Und sie tat es! Wie es in der Feldarbeitergruppe üblich war, stellten die Frauen alles zur Schau. Uljana übertrieb es. Sie brachte aus Kiew Dosenfisch, Wurst, Dinge, die ihre Freundinnen nie probiert hatten, und erzählte, dass der ChefSchwiegersohn sie geschickt habe. Natürlich verbreitete sich nach dem Mord das Gerücht im ganzen Dorf. Von Zeit zu Zeit fuhr Uljana scheinbar zu Besuch in die Hauptstadt, doch in Wirklichkeit streifte sie die Straßen, hoffte, unter tausenden Passanten ihre Tochter zu erspähen
Im Alter fuhr Uljana seltener zu Besuch, die Tochter schrieb ihr Briefe. Manchmal fuhr Uljana sogar zum Bezirkszentrum, um Briefe abzuholen, damit sie nicht verloren gingen
Setz dich, Galja, ich lese dir vor, was Liebchen mir schreibt, prahlte sie einst ihrer Freundin gegenüber. Sie würde gern zu mir kommen, aber sie ist krank, die Arme Gott gibt ihr keine Kinder. Und ihr Mann ist barmherzig, schickt mir Pakete. In einer Woche gehe ich ins Bezirksamt, das bekomme ich!
Und Galja bekam aus dem Kühlschrank Leckereien, die sie staunen ließ, und erzählte im Laden, womit Uljana sie verwöhnt hatte
Ich habe Wurst gegessen! Gekocht! So etwas gibt es bei uns nicht! Sie schmilzt im Mund! Und Joghurt wisst ihr, was das ist? Uljana hat mir das gegeben! Und Bananen hat sie immer!, erzählte sie den anderen Frauen, die den Mund offen standen.

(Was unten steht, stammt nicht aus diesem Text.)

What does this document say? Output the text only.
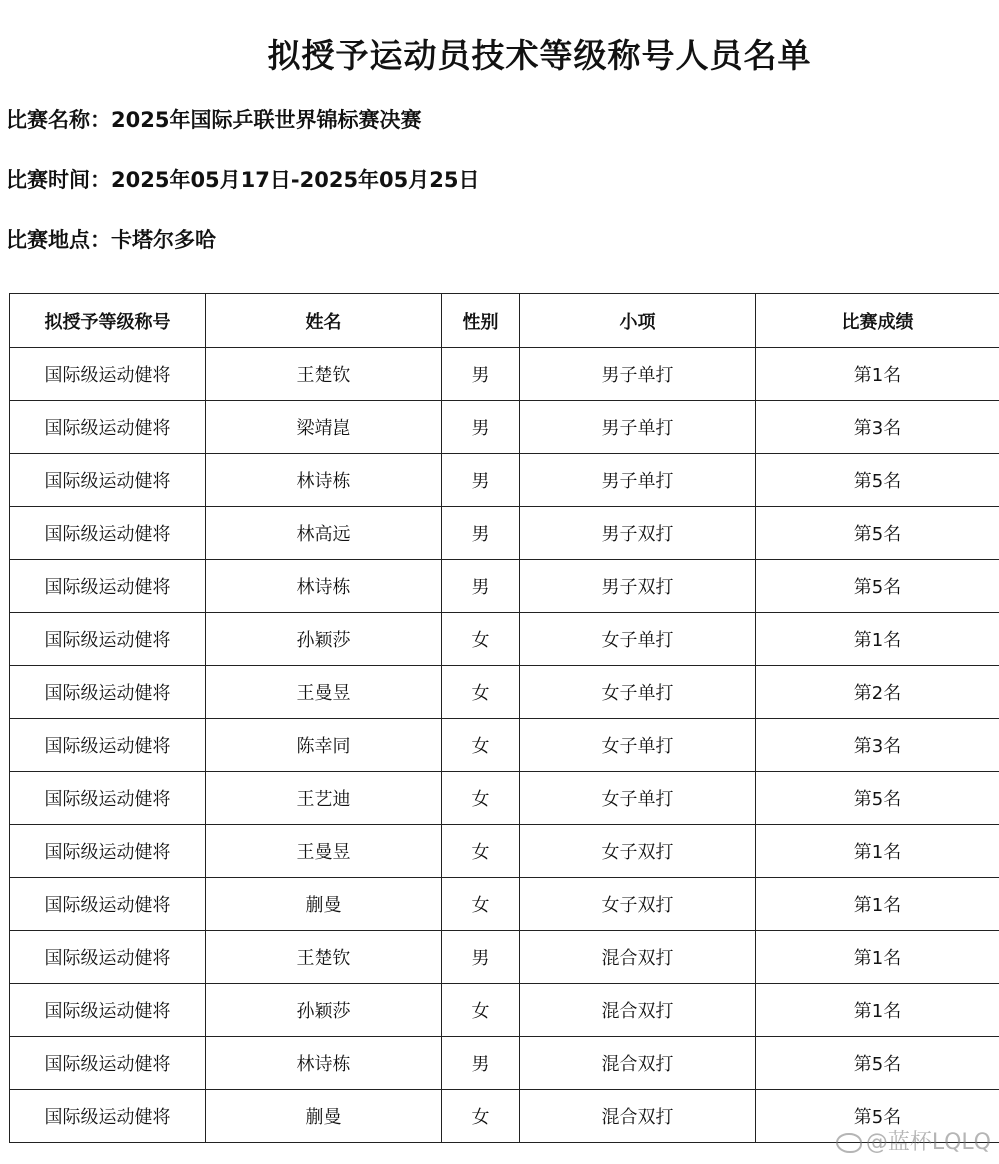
拟授予运动员技术等级称号人员名单
比赛名称：2025年国际乒联世界锦标赛决赛
比赛时间：2025年05月17日-2025年05月25日
比赛地点：卡塔尔多哈
拟授予等级称号	姓名	性别	小项	比赛成绩
国际级运动健将	王楚钦	男	男子单打	第1名
国际级运动健将	梁靖崑	男	男子单打	第3名
国际级运动健将	林诗栋	男	男子单打	第5名
国际级运动健将	林高远	男	男子双打	第5名
国际级运动健将	林诗栋	男	男子双打	第5名
国际级运动健将	孙颖莎	女	女子单打	第1名
国际级运动健将	王曼昱	女	女子单打	第2名
国际级运动健将	陈幸同	女	女子单打	第3名
国际级运动健将	王艺迪	女	女子单打	第5名
国际级运动健将	王曼昱	女	女子双打	第1名
国际级运动健将	蒯曼	女	女子双打	第1名
国际级运动健将	王楚钦	男	混合双打	第1名
国际级运动健将	孙颖莎	女	混合双打	第1名
国际级运动健将	林诗栋	男	混合双打	第5名
国际级运动健将	蒯曼	女	混合双打	第5名
@蓝杯LQLQ
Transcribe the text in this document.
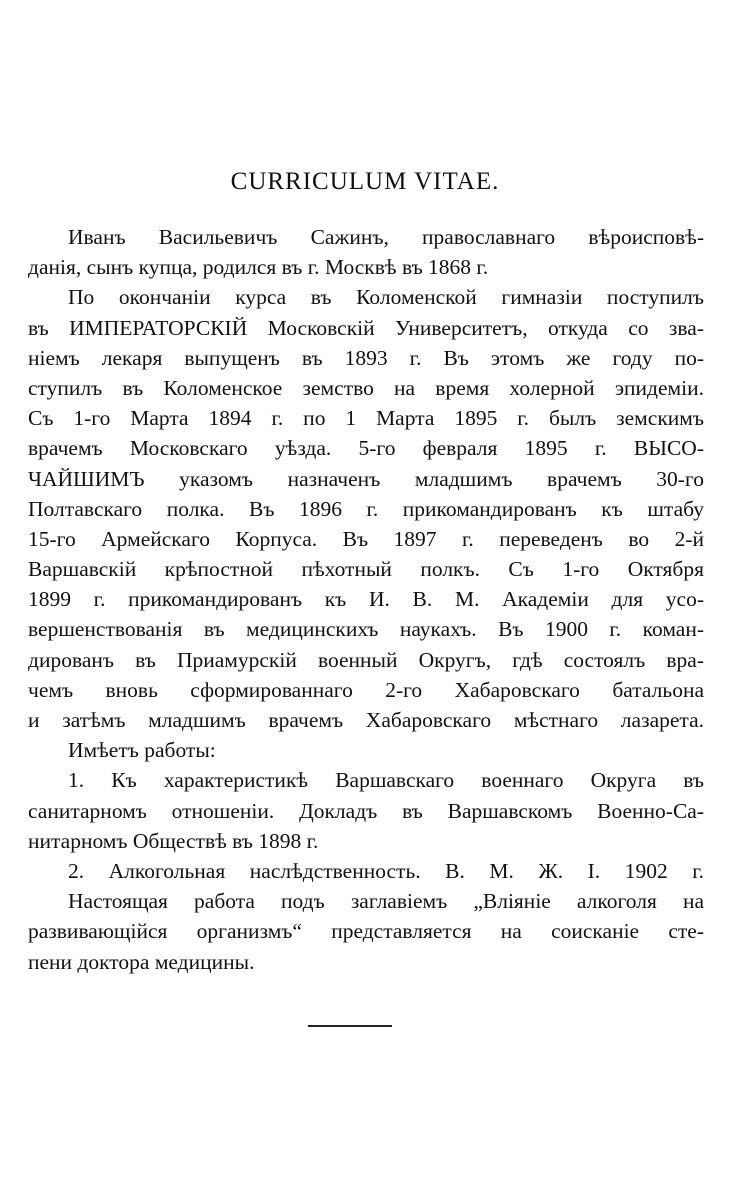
CURRICULUM VITAE.
Иванъ Васильевичъ Сажинъ, православнаго вѣроисповѣ-
данія, сынъ купца, родился въ г. Москвѣ въ 1868 г.
По окончаніи курса въ Коломенской гимназіи поступилъ
въ ИМПЕРАТОРСКІЙ Московскій Университетъ, откуда со зва-
ніемъ лекаря выпущенъ въ 1893 г. Въ этомъ же году по-
ступилъ въ Коломенское земство на время холерной эпидеміи.
Съ 1-го Марта 1894 г. по 1 Марта 1895 г. былъ земскимъ
врачемъ Московскаго уѣзда. 5-го февраля 1895 г. ВЫСО-
ЧАЙШИМЪ указомъ назначенъ младшимъ врачемъ 30-го
Полтавскаго полка. Въ 1896 г. прикомандированъ къ штабу
15-го Армейскаго Корпуса. Въ 1897 г. переведенъ во 2-й
Варшавскій крѣпостной пѣхотный полкъ. Съ 1-го Октября
1899 г. прикомандированъ къ И. В. М. Академіи для усо-
вершенствованія въ медицинскихъ наукахъ. Въ 1900 г. коман-
дированъ въ Приамурскій военный Округъ, гдѣ состоялъ вра-
чемъ вновь сформированнаго 2-го Хабаровскаго батальона
и затѣмъ младшимъ врачемъ Хабаровскаго мѣстнаго лазарета.
Имѣетъ работы:
1. Къ характеристикѣ Варшавскаго военнаго Округа въ
санитарномъ отношеніи. Докладъ въ Варшавскомъ Военно-Са-
нитарномъ Обществѣ въ 1898 г.
2. Алкогольная наслѣдственность. В. М. Ж. I. 1902 г.
Настоящая работа подъ заглавіемъ „Вліяніе алкоголя на
развивающійся организмъ“ представляется на соисканіе сте-
пени доктора медицины.
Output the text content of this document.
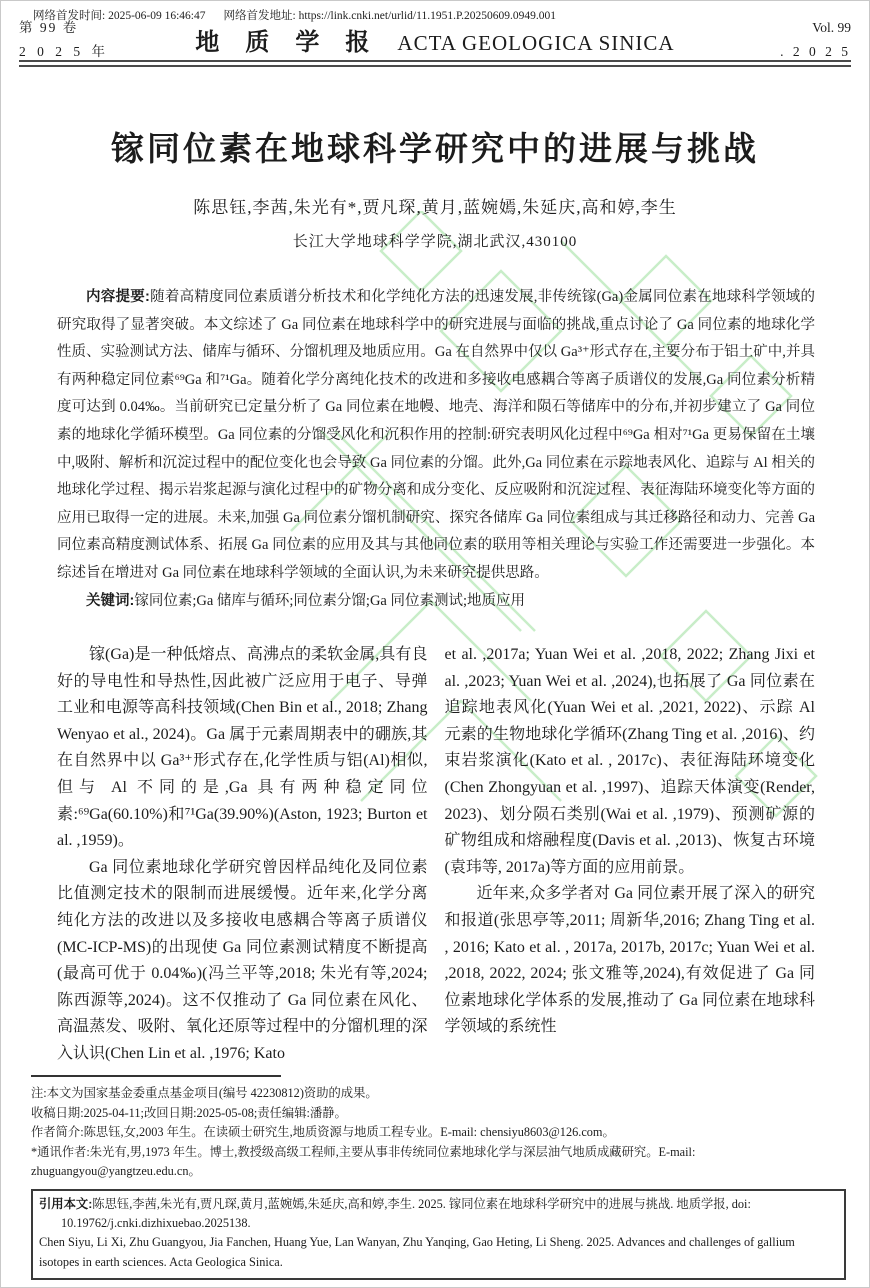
网络首发时间: 2025-06-09 16:46:47 网络首发地址: https://link.cnki.net/urlid/11.1951.P.20250609.0949.001
第 99 卷
2 0 2 5 年	地 质 学 报 ACTA GEOLOGICA SINICA
Vol. 99
. 2 0 2 5
镓同位素在地球科学研究中的进展与挑战
陈思钰,李茜,朱光有*,贾凡琛,黄月,蓝婉嫣,朱延庆,高和婷,李生
长江大学地球科学学院,湖北武汉,430100

内容提要:随着高精度同位素质谱分析技术和化学纯化方法的迅速发展,非传统镓(Ga)金属同位素在地球科学领域的研究取得了显著突破。本文综述了 Ga 同位素在地球科学中的研究进展与面临的挑战,重点讨论了 Ga 同位素的地球化学性质、实验测试方法、储库与循环、分馏机理及地质应用。Ga 在自然界中仅以 Ga³⁺形式存在,主要分布于铝土矿中,并具有两种稳定同位素⁶⁹Ga 和⁷¹Ga。随着化学分离纯化技术的改进和多接收电感耦合等离子质谱仪的发展,Ga 同位素分析精度可达到 0.04‰。当前研究已定量分析了 Ga 同位素在地幔、地壳、海洋和陨石等储库中的分布,并初步建立了 Ga 同位素的地球化学循环模型。Ga 同位素的分馏受风化和沉积作用的控制:研究表明风化过程中⁶⁹Ga 相对⁷¹Ga 更易保留在土壤中,吸附、解析和沉淀过程中的配位变化也会导致 Ga 同位素的分馏。此外,Ga 同位素在示踪地表风化、追踪与 Al 相关的地球化学过程、揭示岩浆起源与演化过程中的矿物分离和成分变化、反应吸附和沉淀过程、表征海陆环境变化等方面的应用已取得一定的进展。未来,加强 Ga 同位素分馏机制研究、探究各储库 Ga 同位素组成与其迁移路径和动力、完善 Ga 同位素高精度测试体系、拓展 Ga 同位素的应用及其与其他同位素的联用等相关理论与实验工作还需要进一步强化。本综述旨在增进对 Ga 同位素在地球科学领域的全面认识,为未来研究提供思路。

关键词:镓同位素;Ga 储库与循环;同位素分馏;Ga 同位素测试;地质应用

镓(Ga)是一种低熔点、高沸点的柔软金属,具有良好的导电性和导热性,因此被广泛应用于电子、导弹工业和电源等高科技领域(Chen Bin et al., 2018; Zhang Wenyao et al., 2024)。Ga 属于元素周期表中的硼族,其在自然界中以 Ga³⁺形式存在,化学性质与铝(Al)相似,但与 Al 不同的是,Ga 具有两种稳定同位素:⁶⁹Ga(60.10%)和⁷¹Ga(39.90%)(Aston, 1923; Burton et al. ,1959)。

Ga 同位素地球化学研究曾因样品纯化及同位素比值测定技术的限制而进展缓慢。近年来,化学分离纯化方法的改进以及多接收电感耦合等离子质谱仪(MC-ICP-MS)的出现使 Ga 同位素测试精度不断提高(最高可优于 0.04‰)(冯兰平等,2018; 朱光有等,2024; 陈西源等,2024)。这不仅推动了 Ga 同位素在风化、高温蒸发、吸附、氧化还原等过程中的分馏机理的深入认识(Chen Lin et al. ,1976; Kato

et al. ,2017a; Yuan Wei et al. ,2018, 2022; Zhang Jixi et al. ,2023; Yuan Wei et al. ,2024),也拓展了 Ga 同位素在追踪地表风化(Yuan Wei et al. ,2021, 2022)、示踪 Al 元素的生物地球化学循环(Zhang Ting et al. ,2016)、约束岩浆演化(Kato et al. , 2017c)、表征海陆环境变化(Chen Zhongyuan et al. ,1997)、追踪天体演变(Render, 2023)、划分陨石类别(Wai et al. ,1979)、预测矿源的矿物组成和熔融程度(Davis et al. ,2013)、恢复古环境(袁玮等, 2017a)等方面的应用前景。

近年来,众多学者对 Ga 同位素开展了深入的研究和报道(张思亭等,2011; 周新华,2016; Zhang Ting et al. , 2016; Kato et al. , 2017a, 2017b, 2017c; Yuan Wei et al. ,2018, 2022, 2024; 张文雅等,2024),有效促进了 Ga 同位素地球化学体系的发展,推动了 Ga 同位素在地球科学领域的系统性

注:本文为国家基金委重点基金项目(编号 42230812)资助的成果。

收稿日期:2025-04-11;改回日期:2025-05-08;责任编辑:潘静。

作者简介:陈思钰,女,2003 年生。在读硕士研究生,地质资源与地质工程专业。E-mail: chensiyu8603@126.com。

*通讯作者:朱光有,男,1973 年生。博士,教授级高级工程师,主要从事非传统同位素地球化学与深层油气地质成藏研究。E-mail: zhuguangyou@yangtzeu.edu.cn。

引用本文:陈思钰,李茜,朱光有,贾凡琛,黄月,蓝婉嫣,朱延庆,高和婷,李生. 2025. 镓同位素在地球科学研究中的进展与挑战. 地质学报, doi: 10.19762/j.cnki.dizhixuebao.2025138.

Chen Siyu, Li Xi, Zhu Guangyou, Jia Fanchen, Huang Yue, Lan Wanyan, Zhu Yanqing, Gao Heting, Li Sheng. 2025. Advances and challenges of gallium isotopes in earth sciences. Acta Geologica Sinica.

Jedes Jahr lasen die Dorfbewohner neidisch in der Bezirkszeitung die Glückwünsche der Tochter an ihre Mutter zum Geburtstag. Wo standen die Worte? Gut gemacht!
Später interessierte es im Dorf niemand mehr, ob Uljana eine Tochter hatte oder nicht. Die Frau alterte still und allein, ohne jemals die Wahrheit zu sagen
* * *
Galja las den Abschiedsbrief ihrer Freundin immer wieder Mein Gott!, flüsterte sie. Ich aß die Köstlichkeiten, dachte nie, dass Uljana sie mit ihrer Rente für mich kauft, damit ich sie genieße, und ich dann allen erzähle Wenn ich die Wahrheit gesagt hätte, wäre meine Seele leichter Ich hätte das nie getan
Ohne Tochter vergraben wir sie!, richtete sie sich an die Leute, die das Haus betraten. Sie ist krank, wird wahrscheinlich nicht vom zehnten Stock hinunterkommen Der Mann ist im Ausland bei der Arbeit. Wir werden schon irgendwie mit ihr klarkommen und ich habe diese bittere Trauer wie zu Hause.
In dem zum Tod bestimmten Bündel lagen auch Briefe von der Tochter. Galja zog sie heraus und legte sie der Bettgestörten unter das Kopfkissen. Lass sie im Grab begraben werden, zusammen mit meiner schrecklichen Scham.